Supersymmetric mass spectra and the seesaw scale

TL;DR

This paper investigates how supersymmetric mass spectra can reveal the seesaw scale using full 2-loop RGEs and minimal Supergravity, showing potential for distinguishing seesaw types with future collider data.

Contribution

It provides a detailed analysis of supersymmetric spectra within type-II and type-III seesaw models, including error estimates for collider measurements and their impact on identifying the seesaw scale.

Findings

ILC measurements can distinguish seesaw types in most cases.

LHC data alone may indicate seesaw presence in favorable parameter regions.

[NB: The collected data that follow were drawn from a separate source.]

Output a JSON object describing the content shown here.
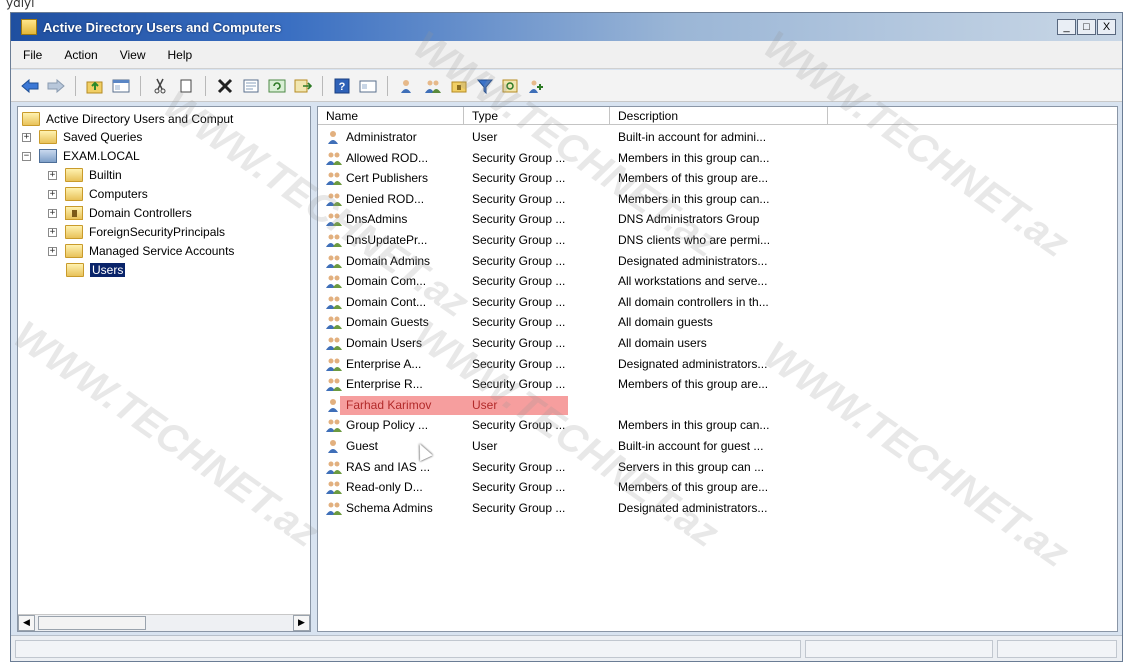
{
  "top_fragment": "ydıyı",
  "window": {
    "title": "Active Directory Users and Computers",
    "caption_buttons": [
      "_",
      "□",
      "X"
    ]
  },
  "menu": [
    "File",
    "Action",
    "View",
    "Help"
  ],
  "toolbar": {
    "icons": [
      "back-arrow-icon",
      "forward-arrow-icon",
      "up-folder-icon",
      "show-hide-console-tree-icon",
      "cut-icon",
      "copy-icon",
      "delete-icon",
      "properties-icon",
      "refresh-icon",
      "export-list-icon",
      "help-icon",
      "show-details-icon",
      "new-user-icon",
      "new-group-icon",
      "new-ou-icon",
      "filter-icon",
      "find-icon",
      "add-to-group-icon"
    ]
  },
  "tree": {
    "root": "Active Directory Users and Comput",
    "items": [
      {
        "label": "Saved Queries",
        "level": 0,
        "expandable": true,
        "type": "folder"
      },
      {
        "label": "EXAM.LOCAL",
        "level": 0,
        "expandable": true,
        "type": "domain",
        "expanded": true
      },
      {
        "label": "Builtin",
        "level": 1,
        "expandable": true,
        "type": "folder"
      },
      {
        "label": "Computers",
        "level": 1,
        "expandable": true,
        "type": "folder"
      },
      {
        "label": "Domain Controllers",
        "level": 1,
        "expandable": true,
        "type": "ou"
      },
      {
        "label": "ForeignSecurityPrincipals",
        "level": 1,
        "expandable": true,
        "type": "folder"
      },
      {
        "label": "Managed Service Accounts",
        "level": 1,
        "expandable": true,
        "type": "folder"
      },
      {
        "label": "Users",
        "level": 1,
        "expandable": false,
        "type": "folder",
        "selected": true
      }
    ]
  },
  "list": {
    "columns": [
      "Name",
      "Type",
      "Description"
    ],
    "rows": [
      {
        "name": "Administrator",
        "type": "User",
        "description": "Built-in account for admini...",
        "icon": "user"
      },
      {
        "name": "Allowed ROD...",
        "type": "Security Group ...",
        "description": "Members in this group can...",
        "icon": "group"
      },
      {
        "name": "Cert Publishers",
        "type": "Security Group ...",
        "description": "Members of this group are...",
        "icon": "group"
      },
      {
        "name": "Denied ROD...",
        "type": "Security Group ...",
        "description": "Members in this group can...",
        "icon": "group"
      },
      {
        "name": "DnsAdmins",
        "type": "Security Group ...",
        "description": "DNS Administrators Group",
        "icon": "group"
      },
      {
        "name": "DnsUpdatePr...",
        "type": "Security Group ...",
        "description": "DNS clients who are permi...",
        "icon": "group"
      },
      {
        "name": "Domain Admins",
        "type": "Security Group ...",
        "description": "Designated administrators...",
        "icon": "group"
      },
      {
        "name": "Domain Com...",
        "type": "Security Group ...",
        "description": "All workstations and serve...",
        "icon": "group"
      },
      {
        "name": "Domain Cont...",
        "type": "Security Group ...",
        "description": "All domain controllers in th...",
        "icon": "group"
      },
      {
        "name": "Domain Guests",
        "type": "Security Group ...",
        "description": "All domain guests",
        "icon": "group"
      },
      {
        "name": "Domain Users",
        "type": "Security Group ...",
        "description": "All domain users",
        "icon": "group"
      },
      {
        "name": "Enterprise A...",
        "type": "Security Group ...",
        "description": "Designated administrators...",
        "icon": "group"
      },
      {
        "name": "Enterprise R...",
        "type": "Security Group ...",
        "description": "Members of this group are...",
        "icon": "group"
      },
      {
        "name": "Farhad Karimov",
        "type": "User",
        "description": "",
        "icon": "user",
        "highlight": true
      },
      {
        "name": "Group Policy ...",
        "type": "Security Group ...",
        "description": "Members in this group can...",
        "icon": "group"
      },
      {
        "name": "Guest",
        "type": "User",
        "description": "Built-in account for guest ...",
        "icon": "user"
      },
      {
        "name": "RAS and IAS ...",
        "type": "Security Group ...",
        "description": "Servers in this group can ...",
        "icon": "group"
      },
      {
        "name": "Read-only D...",
        "type": "Security Group ...",
        "description": "Members of this group are...",
        "icon": "group"
      },
      {
        "name": "Schema Admins",
        "type": "Security Group ...",
        "description": "Designated administrators...",
        "icon": "group"
      }
    ]
  },
  "watermark": "WWW.TECHNET.az",
  "colors": {
    "title_gradient_start": "#1f4fa0",
    "selection": "#0a246a",
    "highlight": "#f59393",
    "highlight_text": "#b22a2a"
  }
}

Accurate error estimation is crucial for detecting seesaw signatures in SUSY spectra.

Abstract

Supersymmetric mass spectra within two variants of the seesaw mechanism, commonly known as type-II and type-III seesaw, are calculated using full 2-loop RGEs and minimal Supergravity boundary conditions. The type-II seesaw is realized using one pair of 15 and $\bar{15}$ superfields, while the type-III is realized using three copies of $24_M$ superfields. Using published, estimated errors on SUSY mass observables attainable at the LHC and in a combined LHC+ILC analysis, we calculate expected errors for the parameters of the models, most notably the seesaw scale. If SUSY particles are within the reach of the ILC, pure mSugra can be distinguished from mSugra plus type-II or type-III seesaw for nearly all relevant values of the seesaw scale. Even in the case when only the much less accurate LHC measurements are used, we find that indications for the seesaw can be found in favourable parts of the parameter space. Since our conclusions crucially depend on the reliability of the theoretically forecasted error bars, we discuss in some detail the accuracies which need to be achieved for the most important LHC and ILC observables before an analysis, such as the one presented here, can find any hints for type-II or type-III seesaw in SUSY spectra.